2.  A poll asked, “How do you prefer your eggs cooked?”  46% of people said scrambled, 25% said fried, 7% said hard-boiled, 6% said poached, 4% said soft-boiled.  (And everyone else said they’ll take whatever they can get without taking out a second mortgage.)

3.  A poll asked, “How do you usually crack an egg?”  57% of people said they crack eggs “on the edge of a bowl or pan.”  23% said “on a flat countertop.”  And 10% said “some other way.”  (Like on their kids’ foreheads?)

4.  A poll asked, “Which came first: the chicken or the egg?”  44% of people said the chicken, 32% said the egg, and 24% are not sure.

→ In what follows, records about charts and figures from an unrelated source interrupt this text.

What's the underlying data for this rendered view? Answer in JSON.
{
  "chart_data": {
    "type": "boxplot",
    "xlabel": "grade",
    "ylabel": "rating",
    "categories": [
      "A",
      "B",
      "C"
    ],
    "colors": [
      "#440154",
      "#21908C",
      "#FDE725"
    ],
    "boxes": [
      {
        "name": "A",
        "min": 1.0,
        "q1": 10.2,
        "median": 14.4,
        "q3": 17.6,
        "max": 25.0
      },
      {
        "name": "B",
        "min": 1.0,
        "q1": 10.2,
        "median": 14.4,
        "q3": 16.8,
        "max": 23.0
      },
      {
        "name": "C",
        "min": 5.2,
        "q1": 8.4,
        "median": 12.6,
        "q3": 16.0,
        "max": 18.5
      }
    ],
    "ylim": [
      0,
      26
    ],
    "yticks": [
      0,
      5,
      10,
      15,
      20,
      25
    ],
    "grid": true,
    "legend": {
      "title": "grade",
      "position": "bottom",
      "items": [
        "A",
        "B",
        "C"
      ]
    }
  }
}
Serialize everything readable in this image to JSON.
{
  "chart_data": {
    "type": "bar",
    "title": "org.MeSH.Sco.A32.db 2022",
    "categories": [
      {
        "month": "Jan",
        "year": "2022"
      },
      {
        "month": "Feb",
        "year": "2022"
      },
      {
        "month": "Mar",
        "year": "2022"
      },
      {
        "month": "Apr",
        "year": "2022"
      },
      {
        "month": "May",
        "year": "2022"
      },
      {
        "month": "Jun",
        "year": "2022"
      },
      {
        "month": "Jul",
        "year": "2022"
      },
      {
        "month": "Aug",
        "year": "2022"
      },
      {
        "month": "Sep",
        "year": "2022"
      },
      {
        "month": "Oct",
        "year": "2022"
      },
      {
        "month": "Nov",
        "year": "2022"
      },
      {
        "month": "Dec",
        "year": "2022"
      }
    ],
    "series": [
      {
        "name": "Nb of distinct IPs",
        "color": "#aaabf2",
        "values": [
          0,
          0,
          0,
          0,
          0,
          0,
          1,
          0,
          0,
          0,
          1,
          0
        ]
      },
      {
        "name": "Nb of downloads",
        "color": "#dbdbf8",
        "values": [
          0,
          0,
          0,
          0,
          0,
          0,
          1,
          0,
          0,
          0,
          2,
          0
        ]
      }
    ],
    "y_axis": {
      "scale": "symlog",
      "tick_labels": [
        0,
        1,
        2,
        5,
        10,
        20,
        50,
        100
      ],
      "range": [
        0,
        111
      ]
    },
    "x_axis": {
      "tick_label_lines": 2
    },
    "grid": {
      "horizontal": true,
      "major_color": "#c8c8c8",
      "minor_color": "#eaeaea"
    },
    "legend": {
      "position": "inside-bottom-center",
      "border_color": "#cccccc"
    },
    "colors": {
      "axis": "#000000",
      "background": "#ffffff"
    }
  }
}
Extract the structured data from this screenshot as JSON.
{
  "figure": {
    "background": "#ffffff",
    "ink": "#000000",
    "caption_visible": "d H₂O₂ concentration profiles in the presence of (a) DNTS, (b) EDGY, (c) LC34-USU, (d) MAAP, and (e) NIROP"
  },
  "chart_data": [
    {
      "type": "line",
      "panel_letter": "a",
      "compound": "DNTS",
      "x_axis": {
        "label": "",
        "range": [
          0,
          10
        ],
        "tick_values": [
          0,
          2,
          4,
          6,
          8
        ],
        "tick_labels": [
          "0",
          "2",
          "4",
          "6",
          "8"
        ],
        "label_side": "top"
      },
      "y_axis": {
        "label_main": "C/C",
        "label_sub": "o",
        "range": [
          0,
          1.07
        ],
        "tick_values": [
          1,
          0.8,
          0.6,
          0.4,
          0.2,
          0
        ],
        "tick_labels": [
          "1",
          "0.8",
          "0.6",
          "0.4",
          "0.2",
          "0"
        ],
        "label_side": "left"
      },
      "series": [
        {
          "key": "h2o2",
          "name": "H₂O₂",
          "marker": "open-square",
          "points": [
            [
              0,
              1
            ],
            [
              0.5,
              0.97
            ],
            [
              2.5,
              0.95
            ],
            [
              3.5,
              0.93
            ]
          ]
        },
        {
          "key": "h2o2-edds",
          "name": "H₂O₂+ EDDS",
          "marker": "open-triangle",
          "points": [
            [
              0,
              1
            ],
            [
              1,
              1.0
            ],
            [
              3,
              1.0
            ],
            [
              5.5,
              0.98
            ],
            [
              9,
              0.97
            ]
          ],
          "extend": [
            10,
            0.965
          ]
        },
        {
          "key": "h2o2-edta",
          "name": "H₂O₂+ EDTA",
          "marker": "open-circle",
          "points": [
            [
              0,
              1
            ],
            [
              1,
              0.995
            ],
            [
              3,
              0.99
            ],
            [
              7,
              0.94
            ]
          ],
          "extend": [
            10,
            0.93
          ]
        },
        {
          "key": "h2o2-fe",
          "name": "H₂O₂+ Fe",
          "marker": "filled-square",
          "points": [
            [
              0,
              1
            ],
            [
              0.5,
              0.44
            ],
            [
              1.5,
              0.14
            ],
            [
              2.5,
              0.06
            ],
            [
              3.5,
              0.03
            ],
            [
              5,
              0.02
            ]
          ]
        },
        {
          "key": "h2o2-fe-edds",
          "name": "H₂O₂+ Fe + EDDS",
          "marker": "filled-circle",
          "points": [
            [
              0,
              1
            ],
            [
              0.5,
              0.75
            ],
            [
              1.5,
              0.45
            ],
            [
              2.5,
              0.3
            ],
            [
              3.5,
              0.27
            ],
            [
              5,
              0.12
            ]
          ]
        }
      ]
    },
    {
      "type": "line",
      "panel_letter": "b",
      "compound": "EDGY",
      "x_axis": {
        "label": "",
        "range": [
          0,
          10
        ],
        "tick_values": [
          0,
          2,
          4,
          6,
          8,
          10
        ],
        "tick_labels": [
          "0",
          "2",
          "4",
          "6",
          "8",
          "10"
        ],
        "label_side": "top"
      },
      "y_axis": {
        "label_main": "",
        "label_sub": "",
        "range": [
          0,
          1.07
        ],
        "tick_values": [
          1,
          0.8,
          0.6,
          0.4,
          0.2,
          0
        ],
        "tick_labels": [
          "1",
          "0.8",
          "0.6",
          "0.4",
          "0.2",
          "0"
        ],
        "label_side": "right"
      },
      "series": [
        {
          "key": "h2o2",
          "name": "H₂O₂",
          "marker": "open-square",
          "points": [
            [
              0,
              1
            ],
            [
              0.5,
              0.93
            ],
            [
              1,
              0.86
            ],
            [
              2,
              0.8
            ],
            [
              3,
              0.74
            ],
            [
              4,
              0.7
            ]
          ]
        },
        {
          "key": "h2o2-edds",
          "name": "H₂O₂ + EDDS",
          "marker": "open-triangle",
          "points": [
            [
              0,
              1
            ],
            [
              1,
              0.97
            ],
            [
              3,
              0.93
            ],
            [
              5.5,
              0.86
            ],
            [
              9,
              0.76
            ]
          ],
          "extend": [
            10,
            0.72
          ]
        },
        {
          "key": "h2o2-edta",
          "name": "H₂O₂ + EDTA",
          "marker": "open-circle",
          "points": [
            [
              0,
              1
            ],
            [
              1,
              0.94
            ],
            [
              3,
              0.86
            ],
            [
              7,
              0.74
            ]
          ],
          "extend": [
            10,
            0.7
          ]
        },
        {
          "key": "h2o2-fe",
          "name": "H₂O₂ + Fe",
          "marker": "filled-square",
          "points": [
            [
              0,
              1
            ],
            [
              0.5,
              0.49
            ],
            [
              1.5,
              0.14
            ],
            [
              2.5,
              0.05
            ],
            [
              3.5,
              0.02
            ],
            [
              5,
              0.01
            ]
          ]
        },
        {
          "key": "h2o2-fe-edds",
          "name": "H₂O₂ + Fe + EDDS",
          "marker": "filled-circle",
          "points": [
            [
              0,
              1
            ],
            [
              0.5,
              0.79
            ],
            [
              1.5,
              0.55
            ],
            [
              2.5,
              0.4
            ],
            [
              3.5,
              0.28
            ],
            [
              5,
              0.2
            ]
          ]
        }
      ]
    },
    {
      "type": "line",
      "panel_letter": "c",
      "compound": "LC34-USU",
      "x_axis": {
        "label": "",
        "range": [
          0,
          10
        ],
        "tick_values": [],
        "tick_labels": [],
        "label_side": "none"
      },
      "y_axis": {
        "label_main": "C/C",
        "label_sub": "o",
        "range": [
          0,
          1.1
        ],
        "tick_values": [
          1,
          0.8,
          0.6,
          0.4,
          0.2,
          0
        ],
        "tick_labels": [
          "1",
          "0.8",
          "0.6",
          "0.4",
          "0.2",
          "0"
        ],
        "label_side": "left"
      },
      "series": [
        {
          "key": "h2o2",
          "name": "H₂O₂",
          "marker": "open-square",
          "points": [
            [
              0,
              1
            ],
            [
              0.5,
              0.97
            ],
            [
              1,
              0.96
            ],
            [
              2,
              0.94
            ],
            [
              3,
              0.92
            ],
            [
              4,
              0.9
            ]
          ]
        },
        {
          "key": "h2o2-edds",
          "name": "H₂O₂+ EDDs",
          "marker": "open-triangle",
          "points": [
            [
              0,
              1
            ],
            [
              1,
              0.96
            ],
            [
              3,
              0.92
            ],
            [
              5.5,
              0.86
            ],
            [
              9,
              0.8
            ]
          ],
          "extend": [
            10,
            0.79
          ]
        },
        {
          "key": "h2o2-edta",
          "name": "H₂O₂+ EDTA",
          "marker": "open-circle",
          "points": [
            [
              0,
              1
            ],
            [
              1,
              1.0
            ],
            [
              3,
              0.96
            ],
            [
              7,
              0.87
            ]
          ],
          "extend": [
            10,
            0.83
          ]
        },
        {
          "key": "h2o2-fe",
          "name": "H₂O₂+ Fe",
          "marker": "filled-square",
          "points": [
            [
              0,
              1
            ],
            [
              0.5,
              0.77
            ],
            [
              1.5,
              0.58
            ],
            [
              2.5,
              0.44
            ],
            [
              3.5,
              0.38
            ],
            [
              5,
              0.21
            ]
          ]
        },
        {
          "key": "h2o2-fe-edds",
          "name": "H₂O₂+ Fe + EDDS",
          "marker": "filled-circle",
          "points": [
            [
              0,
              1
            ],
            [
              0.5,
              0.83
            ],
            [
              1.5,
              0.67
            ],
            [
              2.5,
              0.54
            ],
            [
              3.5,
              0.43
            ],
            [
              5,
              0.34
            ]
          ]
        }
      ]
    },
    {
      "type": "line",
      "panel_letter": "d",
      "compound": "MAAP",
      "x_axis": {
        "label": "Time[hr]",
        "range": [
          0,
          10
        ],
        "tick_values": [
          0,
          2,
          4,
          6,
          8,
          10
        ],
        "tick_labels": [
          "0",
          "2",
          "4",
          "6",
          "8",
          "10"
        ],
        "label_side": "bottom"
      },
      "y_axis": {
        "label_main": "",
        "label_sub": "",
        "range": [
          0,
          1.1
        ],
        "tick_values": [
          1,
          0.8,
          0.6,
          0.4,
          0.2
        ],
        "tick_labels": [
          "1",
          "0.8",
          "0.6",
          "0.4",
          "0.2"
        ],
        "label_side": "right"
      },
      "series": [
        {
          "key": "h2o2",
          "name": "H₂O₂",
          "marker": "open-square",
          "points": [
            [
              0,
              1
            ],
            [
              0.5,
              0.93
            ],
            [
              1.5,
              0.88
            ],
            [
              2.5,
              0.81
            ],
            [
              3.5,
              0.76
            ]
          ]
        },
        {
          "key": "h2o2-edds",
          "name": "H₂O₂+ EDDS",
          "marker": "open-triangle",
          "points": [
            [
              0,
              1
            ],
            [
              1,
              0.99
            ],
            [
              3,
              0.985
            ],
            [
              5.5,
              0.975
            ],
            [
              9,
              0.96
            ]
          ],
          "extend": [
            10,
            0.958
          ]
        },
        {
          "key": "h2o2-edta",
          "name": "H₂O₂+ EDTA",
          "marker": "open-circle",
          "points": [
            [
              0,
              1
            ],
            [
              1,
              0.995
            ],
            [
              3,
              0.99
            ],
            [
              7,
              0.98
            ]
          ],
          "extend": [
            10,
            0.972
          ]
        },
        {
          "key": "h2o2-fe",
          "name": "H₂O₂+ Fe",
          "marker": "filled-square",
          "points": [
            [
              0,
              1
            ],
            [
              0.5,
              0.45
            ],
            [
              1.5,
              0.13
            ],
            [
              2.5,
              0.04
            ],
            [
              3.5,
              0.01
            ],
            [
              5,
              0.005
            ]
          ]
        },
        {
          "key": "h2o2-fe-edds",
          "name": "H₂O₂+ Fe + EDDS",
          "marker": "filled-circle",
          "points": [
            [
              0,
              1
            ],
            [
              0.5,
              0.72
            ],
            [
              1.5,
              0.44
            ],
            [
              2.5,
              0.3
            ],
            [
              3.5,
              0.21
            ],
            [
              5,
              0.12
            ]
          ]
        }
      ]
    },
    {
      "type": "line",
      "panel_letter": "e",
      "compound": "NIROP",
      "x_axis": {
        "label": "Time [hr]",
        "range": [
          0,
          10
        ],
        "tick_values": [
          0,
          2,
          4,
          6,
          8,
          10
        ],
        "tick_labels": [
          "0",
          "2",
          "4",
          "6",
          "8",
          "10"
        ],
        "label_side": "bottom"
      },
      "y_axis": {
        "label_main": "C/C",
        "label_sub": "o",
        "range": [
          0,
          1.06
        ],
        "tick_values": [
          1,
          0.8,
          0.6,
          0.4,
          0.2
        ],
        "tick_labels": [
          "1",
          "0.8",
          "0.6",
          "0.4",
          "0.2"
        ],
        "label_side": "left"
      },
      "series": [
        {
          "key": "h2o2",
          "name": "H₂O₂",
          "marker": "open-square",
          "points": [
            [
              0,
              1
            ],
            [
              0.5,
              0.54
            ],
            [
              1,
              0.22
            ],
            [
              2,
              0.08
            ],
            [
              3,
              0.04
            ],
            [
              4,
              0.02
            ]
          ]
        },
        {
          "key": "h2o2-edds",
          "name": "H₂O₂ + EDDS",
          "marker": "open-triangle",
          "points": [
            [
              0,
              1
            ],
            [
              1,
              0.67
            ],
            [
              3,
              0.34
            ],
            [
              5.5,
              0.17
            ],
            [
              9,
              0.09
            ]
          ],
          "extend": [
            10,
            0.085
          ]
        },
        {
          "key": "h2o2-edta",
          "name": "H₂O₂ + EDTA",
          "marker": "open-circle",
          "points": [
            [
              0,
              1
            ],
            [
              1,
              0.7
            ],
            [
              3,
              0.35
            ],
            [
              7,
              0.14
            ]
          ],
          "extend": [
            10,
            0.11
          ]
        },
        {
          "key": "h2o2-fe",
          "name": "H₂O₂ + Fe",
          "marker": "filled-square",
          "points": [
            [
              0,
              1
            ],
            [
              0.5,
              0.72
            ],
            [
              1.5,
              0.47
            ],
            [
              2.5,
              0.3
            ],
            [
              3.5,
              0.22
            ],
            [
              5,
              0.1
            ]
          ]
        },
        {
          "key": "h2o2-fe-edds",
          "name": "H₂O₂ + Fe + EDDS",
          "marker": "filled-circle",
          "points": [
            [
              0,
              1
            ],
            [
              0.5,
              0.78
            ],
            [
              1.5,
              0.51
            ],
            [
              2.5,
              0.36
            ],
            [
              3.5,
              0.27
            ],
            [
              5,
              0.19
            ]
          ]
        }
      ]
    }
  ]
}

(The correct answer is the egg, which beat chickens by a couple hundred MILLION years.  Unless you’re talking specifically about a chicken egg, and then it’s murkier.)

(Chickens likely evolved from a subspecies of red jungle fowl many thousands of years ago.  And at some point around domestication, the last ancestor of modern chickens would’ve laid an egg containing an embryo with enough genetic differences to be distinct.)

(Personally, I like the Beastie Boys’ explanation:  “Which came first, the chicken or the egg?  I egged the chicken.  And then I ate his leg.”)  (???)

5.  This is a dark:  Did you know that a good egg substitute in baking is BLOOD.  (???)  Eggs and blood have similar protein compositions, particularly with the “albumin” that gives both their coagulant properties.

So yeah, if egg prices start surging again, hit up a reputable butcher.  The conversion is:  One egg equals 65 grams of animal blood, or roughly four tablespoons.  (Or, applesauce also works.)